Unknown fault structures in Canterbury region found

The work, involving refined earthquake analysis and geophysical surveys, is part of the effort by the Natural Hazards Research Platform to help inform recovery work in Christchurch. Scientists from GNS Science, NIWA, the University of Canterbury, University of Otago, and the University of Calgary are contributing to this ongoing project. The aim of the investigations has been to understand more about the pattern of aftershocks and shed light on where future earthquakes might occur.

The forecasting of aftershocks and possible triggered earthquakes is based on New Zealand and worldwide earthquake statistics. These point to the possibility of earthquakes in the magnitude 6 to 7 range in Canterbury in the coming year, and possibly beyond. Scientists have estimated the probability of an earthquake of this size occurring in the next year at 23 percent for the entire aftershock region, and about 6 percent for the Christchurch city area. Geophysical surveys have been carried out over the past two months to identify possible bedrock faults that might generate earthquakes of this size.

Manager of the Natural Hazards Research Platform, Kelvin Berryman, emphasised that even though the findings were preliminary they had confirmed there is a complex arrangement of faults in the bedrock under Canterbury and offshore under Pegasus Bay. Most of these faults had their major period of movement prior to about 50 million years ago.

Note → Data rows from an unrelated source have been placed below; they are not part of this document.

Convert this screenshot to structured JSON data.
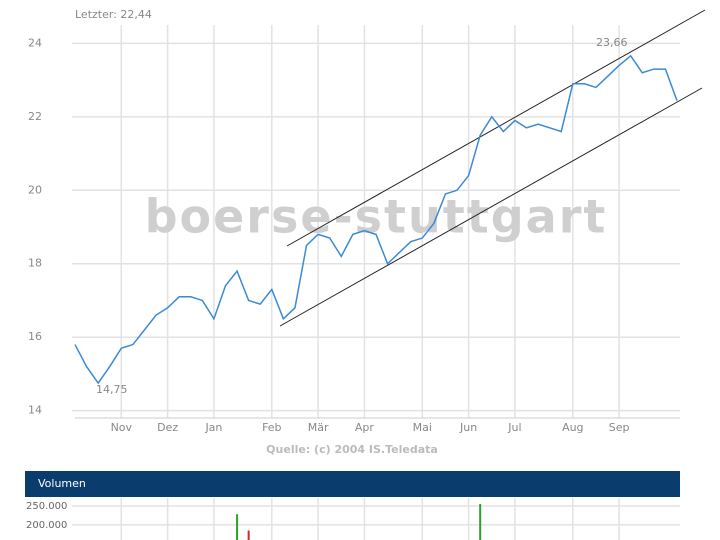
{
  "chart_data": [
    {
      "type": "line",
      "annotations": [
        "Letzter: 22,44",
        "23,66",
        "14,75"
      ],
      "watermark": "boerse-stuttgart",
      "source": "Quelle: (c) 2004 IS.Teledata",
      "categories": [
        null,
        null,
        null,
        null,
        "Nov",
        null,
        null,
        null,
        "Dez",
        null,
        null,
        null,
        "Jan",
        null,
        null,
        null,
        null,
        "Feb",
        null,
        null,
        null,
        "Mär",
        null,
        null,
        null,
        "Apr",
        null,
        null,
        null,
        null,
        "Mai",
        null,
        null,
        null,
        "Jun",
        null,
        null,
        null,
        "Jul",
        null,
        null,
        null,
        null,
        "Aug",
        null,
        null,
        null,
        "Sep",
        null,
        null,
        null,
        null,
        null
      ],
      "values": [
        15.8,
        15.2,
        14.75,
        15.2,
        15.7,
        15.8,
        16.2,
        16.6,
        16.8,
        17.1,
        17.1,
        17.0,
        16.5,
        17.4,
        17.8,
        17.0,
        16.9,
        17.3,
        16.5,
        16.8,
        18.5,
        18.8,
        18.7,
        18.2,
        18.8,
        18.9,
        18.8,
        18.0,
        18.3,
        18.6,
        18.7,
        19.1,
        19.9,
        20.0,
        20.4,
        21.5,
        22.0,
        21.6,
        21.9,
        21.7,
        21.8,
        21.7,
        21.6,
        22.9,
        22.9,
        22.8,
        23.1,
        23.4,
        23.66,
        23.2,
        23.3,
        23.3,
        22.44
      ],
      "color": "#3a8ad6",
      "ylim": [
        13.8,
        24.5
      ],
      "yticks": [
        14,
        16,
        18,
        20,
        22,
        24
      ],
      "grid": true
    },
    {
      "type": "bar",
      "title": "Volumen",
      "values": [
        null,
        null,
        null,
        null,
        null,
        null,
        null,
        null,
        null,
        null,
        null,
        null,
        null,
        null,
        228000,
        185000,
        null,
        null,
        null,
        null,
        null,
        null,
        null,
        null,
        null,
        null,
        null,
        null,
        null,
        null,
        null,
        null,
        null,
        null,
        null,
        255000,
        null,
        null,
        null,
        null,
        null,
        null,
        null,
        null,
        null,
        null,
        null,
        null,
        null,
        null,
        null,
        null,
        null
      ],
      "colors": {
        "up": "#2ca02c",
        "down": "#d62728"
      },
      "down_index": [
        15
      ],
      "ylim": [
        160000,
        271000
      ],
      "yticks": [
        {
          "value": 200000,
          "label": "200.000"
        },
        {
          "value": 250000,
          "label": "250.000"
        }
      ],
      "grid": true
    }
  ]
}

“The focus of the investigation is to identify the length, orientation and spatial arrangement of faults in the aftershock zone in Canterbury,” Dr Berryman said. “For an earthquake of magnitude 6 or greater to be generated, a fault of 10km or more in length is needed.”

It was important that data from the earthquakes and the three different geophysical techniques – seismic, gravity, and magnetics – was taken as a whole. Even before the investigation started, it was widely known that there were several dozen active faults within an 80km radius of Christchurch and many were capable of producing a damaging earthquake.

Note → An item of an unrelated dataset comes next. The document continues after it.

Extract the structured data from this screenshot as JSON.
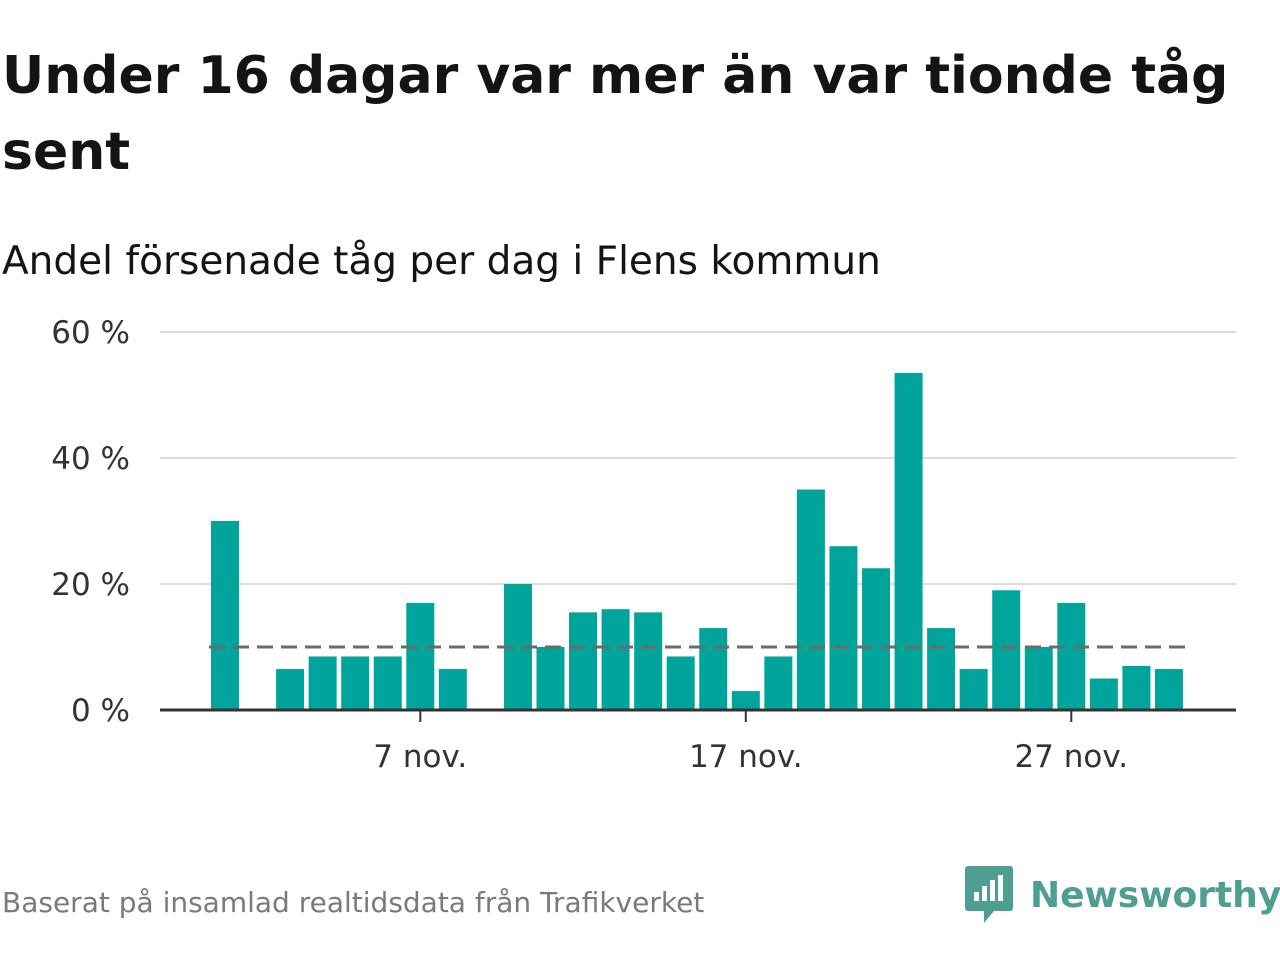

In April the University of Canterbury, working with the University of Calgary, undertook a total of 45km of seismic reflection surveys at four separate areas across Canterbury and in Christchurch City. The focus was mainly on areas where particularly rich patterns of aftershocks had occurred to identify the bedrock faults that these were occurring on. The profiling produced images of the subsurface geological structure to a depth of up to 2km.

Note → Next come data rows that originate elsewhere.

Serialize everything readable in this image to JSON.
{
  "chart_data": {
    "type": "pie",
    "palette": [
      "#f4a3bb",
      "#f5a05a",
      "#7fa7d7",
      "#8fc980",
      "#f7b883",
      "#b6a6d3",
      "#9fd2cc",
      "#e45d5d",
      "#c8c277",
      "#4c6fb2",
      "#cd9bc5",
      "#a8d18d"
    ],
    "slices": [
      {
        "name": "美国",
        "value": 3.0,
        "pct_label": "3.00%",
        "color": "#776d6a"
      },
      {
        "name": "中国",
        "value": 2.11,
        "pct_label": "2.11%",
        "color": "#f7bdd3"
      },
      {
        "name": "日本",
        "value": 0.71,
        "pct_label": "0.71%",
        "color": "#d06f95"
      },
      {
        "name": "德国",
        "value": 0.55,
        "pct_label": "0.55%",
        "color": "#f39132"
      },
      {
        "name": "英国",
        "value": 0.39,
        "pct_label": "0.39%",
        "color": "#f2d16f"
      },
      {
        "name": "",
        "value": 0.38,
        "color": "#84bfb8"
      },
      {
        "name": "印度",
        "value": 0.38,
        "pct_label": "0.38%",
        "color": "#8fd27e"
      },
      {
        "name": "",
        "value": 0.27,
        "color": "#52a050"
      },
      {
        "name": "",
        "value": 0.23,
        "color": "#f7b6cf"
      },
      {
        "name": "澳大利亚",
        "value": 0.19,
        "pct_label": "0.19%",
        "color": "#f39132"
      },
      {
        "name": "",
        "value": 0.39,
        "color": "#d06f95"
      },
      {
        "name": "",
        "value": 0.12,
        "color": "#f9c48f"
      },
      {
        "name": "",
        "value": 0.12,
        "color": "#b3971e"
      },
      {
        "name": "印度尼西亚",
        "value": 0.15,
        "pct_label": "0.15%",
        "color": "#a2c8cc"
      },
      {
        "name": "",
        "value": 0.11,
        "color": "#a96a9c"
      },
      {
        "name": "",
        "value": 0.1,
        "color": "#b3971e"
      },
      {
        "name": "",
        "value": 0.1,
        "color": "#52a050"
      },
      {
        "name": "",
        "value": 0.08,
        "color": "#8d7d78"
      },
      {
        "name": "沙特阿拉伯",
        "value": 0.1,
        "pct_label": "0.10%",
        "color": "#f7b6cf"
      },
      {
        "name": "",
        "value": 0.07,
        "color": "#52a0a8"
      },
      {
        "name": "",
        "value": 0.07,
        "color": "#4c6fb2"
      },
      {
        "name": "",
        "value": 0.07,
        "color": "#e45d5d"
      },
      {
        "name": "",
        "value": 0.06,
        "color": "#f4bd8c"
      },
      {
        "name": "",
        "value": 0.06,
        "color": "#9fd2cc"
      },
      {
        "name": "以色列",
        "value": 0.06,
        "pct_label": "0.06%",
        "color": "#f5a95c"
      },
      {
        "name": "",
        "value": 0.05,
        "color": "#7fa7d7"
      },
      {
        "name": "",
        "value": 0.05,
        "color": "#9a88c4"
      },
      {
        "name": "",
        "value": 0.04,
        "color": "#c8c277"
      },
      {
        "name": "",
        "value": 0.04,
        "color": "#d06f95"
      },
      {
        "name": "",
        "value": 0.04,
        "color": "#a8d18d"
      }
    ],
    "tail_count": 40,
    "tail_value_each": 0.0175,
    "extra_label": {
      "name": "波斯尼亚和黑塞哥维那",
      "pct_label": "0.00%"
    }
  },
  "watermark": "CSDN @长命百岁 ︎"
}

Professor Jarg Pettinga, of the University of Canterbury, who led the onshore seismic surveys, said the data had revealed several previously unknown fault structures mostly trending northeast-southwest. Preliminary analysis of the data suggests that scientists have been able to identify bedrock structures on which the magnitude 5.3 Boxing Day and magnitude 6.3 February 22 earthquakes occurred.

“They appear to be very old faults in the basement rock that may have been weakly reactivated. Cantabrians live in a seismically active area, and finding previously unknown faults that seem to have very long intervals between ruptures won’t have significantly increased the level of earthquake hazard in the region,” Prof Pettinga said.

During March NIWA’s research vessel Kaharoa, equipped with seismic gear surveyed an area of about 800 square kilometres of southern Pegasus Bay to map fault structures under the seabed.

The survey, undertaken in collaboration with the University of Otago, confirmed widespread offshore faulting in basement rocks with a small number of faults showing evidence of reactivation in the more recent geological past.

“There are younger fault structures that are active and they are reactivating the older faults,” said NIWA principal scientist Philip Barnes.

The survey had revealed a previously unknown offshore fault that was about 25km-long – similar in length to the Greendale Fault and therefore potentially capable of generating an earthquake of magnitude 6 to 7. Overall, most of the offshore faults are slow moving and their rates of activity are similar to the slowest moving faults anywhere in New Zealand.

“Understanding the earthquake hazard for the coming years and decades requires an assessment of all the faults in the region, and learning about their rates of activity and earthquake potential.”

This continuing assessment would be conducted in parallel with the evolving aftershock sequence, Dr Barnes said (GNS Science)